The Measure of the Rule
Robert Barr has been almost completely overlooked by critics and anthologists of Canadian literature, in part because, although he was educated in Canada, he spent most of his life in the United States and England. However, since most of his serious novels are either set in Canada or have some Canadian connection, Barr deserves attention. The Measure of the Rule, originally published in 1907, is the nearest he came to writing an autobiographical novel. It concerns the Toronto Normal School and the experiences there in the 1870s of a young man who undoubtedly is Barr himself. In this novel, Barr is exorcising unhappy memories and is ironic, even bitter, about the school’s quality of education, the rigid discipline observed by its staff and their indifference to their students, and the sexual segregation practiced. A number of men under whom Barr actually studied are vividly caricatured. As a realistic study of Ontario's only central teacher-training institution in the late nineteenth century, The Measure of the Rule will appeal both to those interested in Canadian fiction of that period and to those more concerned with the evolution of the system of education established by Egerton Ryerson. Also included with this reprint of the novel is an essay originally published in 1899 and entitled 'Literature in Canada.' In this essay, Barr elaborated upon his opinions of the school system and its quality of education.
- Series: Heritage
- World Rights
- Page Count: 364 pages
- Dimensions: 5.5in x 1.0in x 8.5in
Robert Barr (1850-1912) moved with his family from Scotland to Ontario when he was four years old and spent his formative years there. He moved to the United States in 1876 and was on the staff of the Detroit Free Press. In 1881 he moved to England and was co-editor until 1911 with Jerome K. Jerome of the The Idler.
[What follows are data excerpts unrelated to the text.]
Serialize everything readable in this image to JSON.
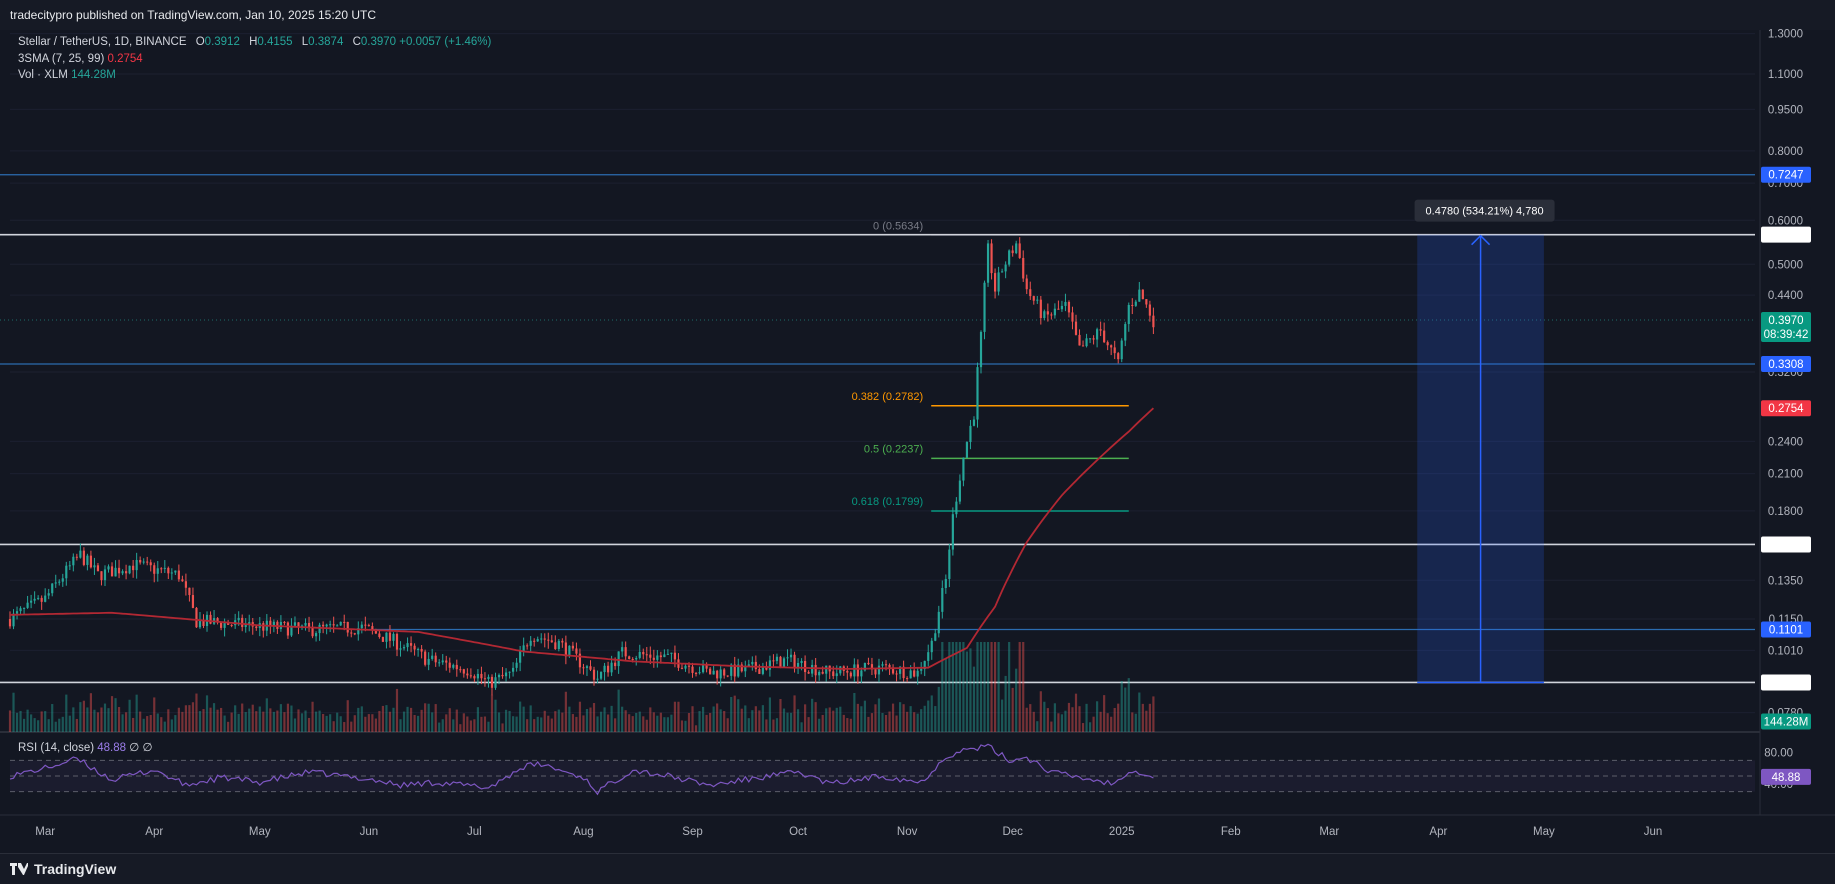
{
  "header": {
    "published": "tradecitypro published on TradingView.com, Jan 10, 2025 15:20 UTC"
  },
  "legend": {
    "symbol": "Stellar / TetherUS, 1D, BINANCE",
    "open_label": "O",
    "open": "0.3912",
    "high_label": "H",
    "high": "0.4155",
    "low_label": "L",
    "low": "0.3874",
    "close_label": "C",
    "close": "0.3970",
    "change": "+0.0057 (+1.46%)",
    "sma_label": "3SMA (7, 25, 99)",
    "sma_value": "0.2754",
    "vol_label": "Vol · XLM",
    "vol_value": "144.28M"
  },
  "rsi_legend": {
    "label": "RSI (14, close)",
    "value": "48.88",
    "extra": "∅ ∅"
  },
  "footer": {
    "brand": "TradingView"
  },
  "colors": {
    "background": "#131722",
    "up": "#26a69a",
    "down": "#ef5350",
    "sma": "#b22833",
    "rsi": "#7e57c2",
    "level_blue": "#2962ff",
    "level_white": "#ffffff"
  },
  "chart_data": {
    "type": "candlestick",
    "symbol": "XLM/USDT",
    "interval": "1D",
    "scale": "log",
    "x_range": [
      "2024-02-20",
      "2025-06-30"
    ],
    "y_range": [
      0.072,
      1.32
    ],
    "price_ticks": [
      "1.3000",
      "1.1000",
      "0.9500",
      "0.8000",
      "0.7000",
      "0.6000",
      "0.5000",
      "0.4400",
      "0.3200",
      "0.2400",
      "0.2100",
      "0.1800",
      "0.1350",
      "0.1150",
      "0.1010",
      "0.0780"
    ],
    "time_labels": [
      "Mar",
      "Apr",
      "May",
      "Jun",
      "Jul",
      "Aug",
      "Sep",
      "Oct",
      "Nov",
      "Dec",
      "2025",
      "Feb",
      "Mar",
      "Apr",
      "May",
      "Jun"
    ],
    "price_anchors": [
      [
        "2024-02-20",
        0.115
      ],
      [
        "2024-03-01",
        0.125
      ],
      [
        "2024-03-11",
        0.15
      ],
      [
        "2024-03-16",
        0.138
      ],
      [
        "2024-03-26",
        0.144
      ],
      [
        "2024-04-08",
        0.138
      ],
      [
        "2024-04-13",
        0.114
      ],
      [
        "2024-04-28",
        0.112
      ],
      [
        "2024-05-15",
        0.11
      ],
      [
        "2024-05-30",
        0.111
      ],
      [
        "2024-06-08",
        0.105
      ],
      [
        "2024-06-18",
        0.097
      ],
      [
        "2024-06-30",
        0.093
      ],
      [
        "2024-07-05",
        0.088
      ],
      [
        "2024-07-12",
        0.092
      ],
      [
        "2024-07-17",
        0.108
      ],
      [
        "2024-07-25",
        0.104
      ],
      [
        "2024-08-05",
        0.09
      ],
      [
        "2024-08-12",
        0.1
      ],
      [
        "2024-08-25",
        0.098
      ],
      [
        "2024-09-06",
        0.092
      ],
      [
        "2024-09-16",
        0.093
      ],
      [
        "2024-09-28",
        0.097
      ],
      [
        "2024-10-10",
        0.092
      ],
      [
        "2024-10-25",
        0.094
      ],
      [
        "2024-11-04",
        0.092
      ],
      [
        "2024-11-08",
        0.104
      ],
      [
        "2024-11-12",
        0.135
      ],
      [
        "2024-11-14",
        0.175
      ],
      [
        "2024-11-17",
        0.225
      ],
      [
        "2024-11-20",
        0.27
      ],
      [
        "2024-11-22",
        0.37
      ],
      [
        "2024-11-24",
        0.53
      ],
      [
        "2024-11-26",
        0.45
      ],
      [
        "2024-11-28",
        0.49
      ],
      [
        "2024-12-02",
        0.545
      ],
      [
        "2024-12-05",
        0.45
      ],
      [
        "2024-12-10",
        0.4
      ],
      [
        "2024-12-16",
        0.42
      ],
      [
        "2024-12-20",
        0.35
      ],
      [
        "2024-12-26",
        0.38
      ],
      [
        "2024-12-31",
        0.33
      ],
      [
        "2025-01-03",
        0.42
      ],
      [
        "2025-01-06",
        0.445
      ],
      [
        "2025-01-10",
        0.397
      ]
    ],
    "sma_99_anchors": [
      [
        "2024-02-20",
        0.117
      ],
      [
        "2024-03-20",
        0.118
      ],
      [
        "2024-05-01",
        0.112
      ],
      [
        "2024-06-15",
        0.109
      ],
      [
        "2024-07-15",
        0.1005
      ],
      [
        "2024-08-15",
        0.0965
      ],
      [
        "2024-09-15",
        0.0945
      ],
      [
        "2024-10-15",
        0.0935
      ],
      [
        "2024-11-07",
        0.094
      ],
      [
        "2024-11-18",
        0.102
      ],
      [
        "2024-11-26",
        0.121
      ],
      [
        "2024-12-05",
        0.158
      ],
      [
        "2024-12-15",
        0.192
      ],
      [
        "2024-12-25",
        0.222
      ],
      [
        "2025-01-03",
        0.25
      ],
      [
        "2025-01-10",
        0.2754
      ]
    ],
    "volume_last": "144.28M",
    "rsi": {
      "period": 14,
      "last": 48.88,
      "levels": [
        70,
        50,
        30
      ],
      "axis_labels": [
        "80.00",
        "40.00"
      ],
      "anchors": [
        [
          "2024-02-20",
          50
        ],
        [
          "2024-03-01",
          60
        ],
        [
          "2024-03-10",
          72
        ],
        [
          "2024-03-20",
          45
        ],
        [
          "2024-04-01",
          58
        ],
        [
          "2024-04-10",
          38
        ],
        [
          "2024-04-20",
          48
        ],
        [
          "2024-05-01",
          42
        ],
        [
          "2024-05-15",
          55
        ],
        [
          "2024-06-01",
          46
        ],
        [
          "2024-06-10",
          38
        ],
        [
          "2024-06-20",
          42
        ],
        [
          "2024-07-05",
          35
        ],
        [
          "2024-07-15",
          62
        ],
        [
          "2024-07-20",
          65
        ],
        [
          "2024-08-01",
          48
        ],
        [
          "2024-08-05",
          30
        ],
        [
          "2024-08-15",
          58
        ],
        [
          "2024-08-25",
          50
        ],
        [
          "2024-09-06",
          38
        ],
        [
          "2024-09-20",
          48
        ],
        [
          "2024-10-01",
          55
        ],
        [
          "2024-10-10",
          40
        ],
        [
          "2024-10-25",
          50
        ],
        [
          "2024-11-05",
          42
        ],
        [
          "2024-11-12",
          75
        ],
        [
          "2024-11-16",
          82
        ],
        [
          "2024-11-24",
          88
        ],
        [
          "2024-11-30",
          70
        ],
        [
          "2024-12-05",
          74
        ],
        [
          "2024-12-12",
          55
        ],
        [
          "2024-12-20",
          48
        ],
        [
          "2024-12-30",
          40
        ],
        [
          "2025-01-03",
          58
        ],
        [
          "2025-01-07",
          54
        ],
        [
          "2025-01-10",
          48.88
        ]
      ]
    },
    "horizontal_levels": [
      {
        "price": 0.7247,
        "label": "0.7247",
        "color": "#2962ff"
      },
      {
        "price": 0.5653,
        "label": "0.5653",
        "color": "#ffffff"
      },
      {
        "price": 0.3308,
        "label": "0.3308",
        "color": "#2962ff"
      },
      {
        "price": 0.1566,
        "label": "0.1566",
        "color": "#ffffff"
      },
      {
        "price": 0.1101,
        "label": "0.1101",
        "color": "#2962ff"
      },
      {
        "price": 0.0884,
        "label": "0.0884",
        "color": "#ffffff"
      }
    ],
    "price_tags": [
      {
        "price": 0.397,
        "label": "0.3970",
        "sub": "08:39:42",
        "color": "#089981"
      },
      {
        "price": 0.2754,
        "label": "0.2754",
        "color": "#f23645"
      },
      {
        "price": 0.0752,
        "label": "144.28M",
        "color": "#089981"
      }
    ],
    "fib_levels": [
      {
        "ratio": "0",
        "price": 0.5634,
        "label": "0 (0.5634)",
        "color": "#787b86"
      },
      {
        "ratio": "0.382",
        "price": 0.2782,
        "label": "0.382 (0.2782)",
        "color": "#ff9800"
      },
      {
        "ratio": "0.5",
        "price": 0.2237,
        "label": "0.5 (0.2237)",
        "color": "#4caf50"
      },
      {
        "ratio": "0.618",
        "price": 0.1799,
        "label": "0.618 (0.1799)",
        "color": "#089981"
      }
    ],
    "fib_range": [
      "2024-11-05",
      "2025-01-03"
    ],
    "measure": {
      "from_price": 0.0884,
      "to_price": 0.5653,
      "from_date": "2025-03-26",
      "to_date": "2025-05-01",
      "label": "0.4780 (534.21%) 4,780"
    }
  }
}
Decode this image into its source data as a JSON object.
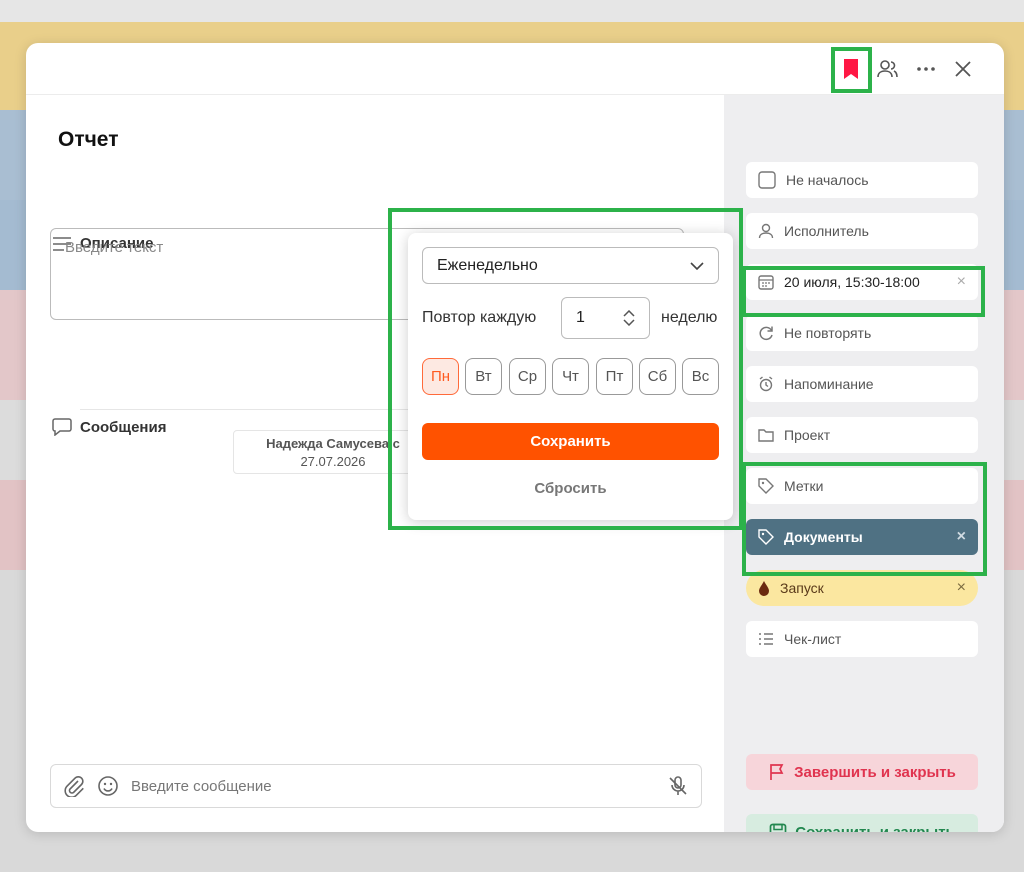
{
  "header": {
    "icons": [
      "bookmark-icon",
      "users-icon",
      "more-icon",
      "close-icon"
    ],
    "bookmark_color": "#ff1744"
  },
  "task": {
    "title": "Отчет",
    "description_label": "Описание",
    "description_placeholder": "Введите текст",
    "messages_label": "Сообщения",
    "message": {
      "author": "Надежда Самусева с",
      "date": "27.07.2026"
    },
    "composer_placeholder": "Введите сообщение"
  },
  "sidebar": {
    "items": [
      {
        "label": "Не началось",
        "icon": "checkbox-icon"
      },
      {
        "label": "Исполнитель",
        "icon": "user-icon"
      },
      {
        "label": "20 июля, 15:30-18:00",
        "icon": "calendar-icon"
      },
      {
        "label": "Не повторять",
        "icon": "repeat-icon"
      },
      {
        "label": "Напоминание",
        "icon": "alarm-icon"
      },
      {
        "label": "Проект",
        "icon": "folder-icon"
      },
      {
        "label": "Метки",
        "icon": "tag-icon"
      },
      {
        "label": "Документы",
        "icon": "tag-icon",
        "color": "#4f7183"
      },
      {
        "label": "Запуск",
        "icon": "drop-icon",
        "color": "#fbe7a0"
      },
      {
        "label": "Чек-лист",
        "icon": "checklist-icon"
      }
    ],
    "finish_label": "Завершить и закрыть",
    "save_close_label": "Сохранить и закрыть"
  },
  "repeat_popup": {
    "frequency": "Еженедельно",
    "repeat_label": "Повтор каждую",
    "interval": "1",
    "unit": "неделю",
    "days": [
      "Пн",
      "Вт",
      "Ср",
      "Чт",
      "Пт",
      "Сб",
      "Вс"
    ],
    "active_day": "Пн",
    "save_label": "Сохранить",
    "reset_label": "Сбросить",
    "accent": "#ff5200"
  }
}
Although they have become relatively unfamiliar to contemporary students of Canadian literature, Barr's novels, short stories, and articles were well known and read in the latter nineteenth century, in Canada and elsewhere.
Louis K. Mackendrick is a member of the Department of English at the University of Windsor, Ontario.
Douglas Lochhead (1922-2011) was a professor emeritus of Mount Allison University.